GRCC’s career services department commissioned the center to delve into the topic, with the goal of getting creative ideas about how the community, broadly defined, might develop a “more relevant, integrated, collaborative and sustainable” model for those services.

Bill Fluharty, content developer and program facilitator for the Keller Futures Center, said early context building exercises led to five main focus areas, three of which the project team honed in on to think about potential new innovations. Within each opportunity area, the project team then came up with ideas of how to address those concerns. The participants defined those areas as:

  • Whole U, a holistic approach to developing a community-based network of services for students to access through some sort of portal. Ideas ranged from the Big Blue Door — a realigning of GRCC’s counseling services to integrate helping with life issues and not just course selection, as well as connecting students to the right resources — to Map Your Future — an interactive exercise that would take into account a student’s academic history and personal experience and develop a step-by-step plan of action for a student to get into her desired career.
  • Get Up and Go, an opportunity for partners to help students develop self-awareness and confidence, whether on their own or through interactions with local businesses and resources. The team suggested the creation of a V-Series — a program to give students a comprehensive analysis of where they are in their knowledge and abilities — and an Employer Dialogue Series — which would maximize networking and internship opportunities to provide students experience in areas of defined need in the workforce.
  • Career Simulator, which involved creating a toolkit for students to simulate their career paths using information from and hands-on experiences at local businesses. Ideas included Project Pool — a way for students to gain hands-on experience by completing a project for a business and simultaneously providing a way for the company to get fresh eyes on a project and observe students for potential hiring opportunities — and Better than Farmville — a gaming environment, informed by employers, for students to explore various career paths.

“One of the things that struck us is that students, regardless of age, need a variety of ways to engage with this process (of career development). … All of these really model the ability to customize for the individual based on how they take in information and how they learn,” said Deb Bailey, director of corporate communications at Steelcase Inc., member of the GRCC Foundation board of directors and a participant in the project, referring to the suggestions as a whole.

The business influence can be felt throughout the suggestions, said Kevin Keil, an industrial engineer in electrical assembly at Gentex Corp. and a member of the project team. By focusing on outcomes — a career for the students and a prepared workforce for the businesses ­— both sides of the equation can benefit.

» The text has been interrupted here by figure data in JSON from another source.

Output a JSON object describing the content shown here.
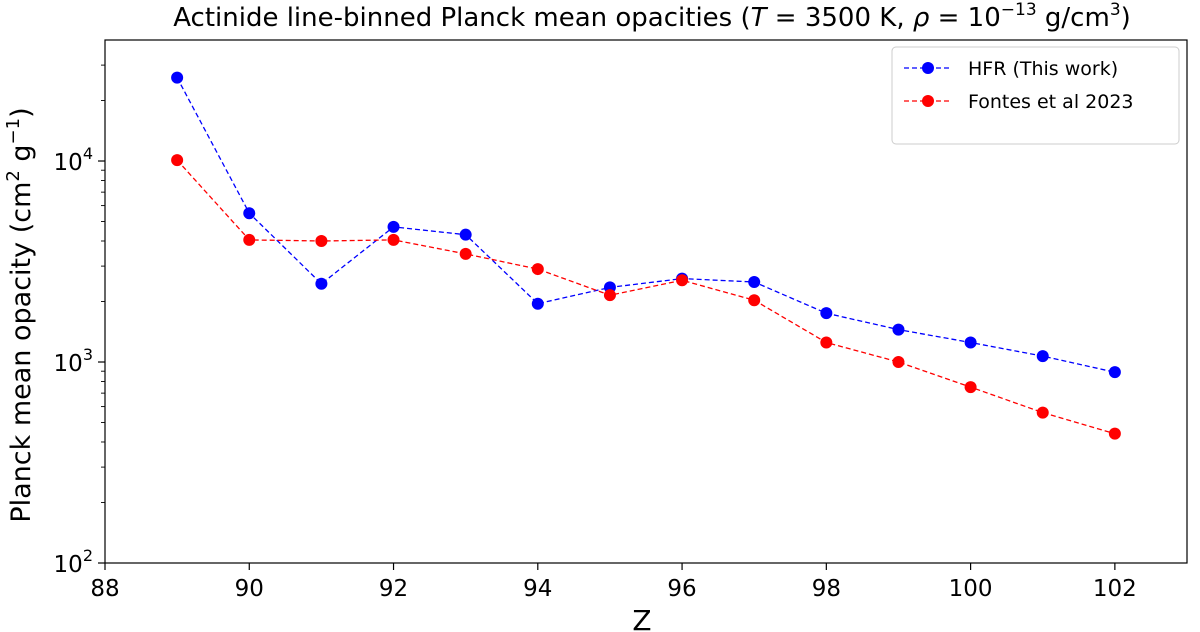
{
  "chart_data": {
    "type": "line",
    "title_prefix": "Actinide line-binned Planck mean opacities (",
    "title_T_symbol": "T",
    "title_T_value": " = 3500 K, ",
    "title_rho_symbol": "ρ",
    "title_rho_value": " = 10",
    "title_rho_exp": "−13",
    "title_rho_unit": " g/cm",
    "title_rho_unit_exp": "3",
    "title_suffix": ")",
    "xlabel": "Z",
    "ylabel_main": "Planck mean opacity (cm",
    "ylabel_sup1": "2",
    "ylabel_mid": " g",
    "ylabel_sup2": "−1",
    "ylabel_end": ")",
    "xlim": [
      88,
      103
    ],
    "ylim": [
      100,
      40000
    ],
    "yscale": "log",
    "xticks": [
      88,
      90,
      92,
      94,
      96,
      98,
      100,
      102
    ],
    "yticks": [
      {
        "value": 100,
        "base": "10",
        "exp": "2"
      },
      {
        "value": 1000,
        "base": "10",
        "exp": "3"
      },
      {
        "value": 10000,
        "base": "10",
        "exp": "4"
      }
    ],
    "x": [
      89,
      90,
      91,
      92,
      93,
      94,
      95,
      96,
      97,
      98,
      99,
      100,
      101,
      102
    ],
    "series": [
      {
        "name": "HFR (This work)",
        "color": "#0000ff",
        "values": [
          26000,
          5500,
          2450,
          4700,
          4300,
          1950,
          2350,
          2600,
          2500,
          1750,
          1450,
          1250,
          1070,
          890
        ]
      },
      {
        "name": "Fontes et al 2023",
        "color": "#ff0000",
        "values": [
          10100,
          4050,
          4000,
          4050,
          3450,
          2900,
          2150,
          2550,
          2030,
          1250,
          1000,
          750,
          560,
          440
        ]
      }
    ],
    "legend_position": "top-right",
    "grid": false
  }
}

“The end result is experience … before a person steps into the market. To work, all these things have to combine for a different feel for career services,” Keil told Knowledge. Career services need to move away from the traditional model to a system that guides students into careers that fit their interests and experience and at the same time helps business shape its future direction. “That’s how partnerships build — if career services are freed up and become more scalable and the resources they’re using are geared more toward what future things are coming.”

Liz McCormick, director of innovation at GRCC, said the goal of the project, and the Keller Futures Center as a whole, is to find unmet needs and opportunities and work with the community to craft sustainable ways forward.

“This is about people on two levels. How do people engage in new ways … across silos in maybe ways they haven’t engaged before? And it’s about people and their skills and learning,” McCormick said. “If we know that the tools and processes of the last two decades haven’t been giving us the results we want, how do we keep what’s good about that and layer on some new skills, some new tools and new processes? That’s foundationally what the Futures Center is.”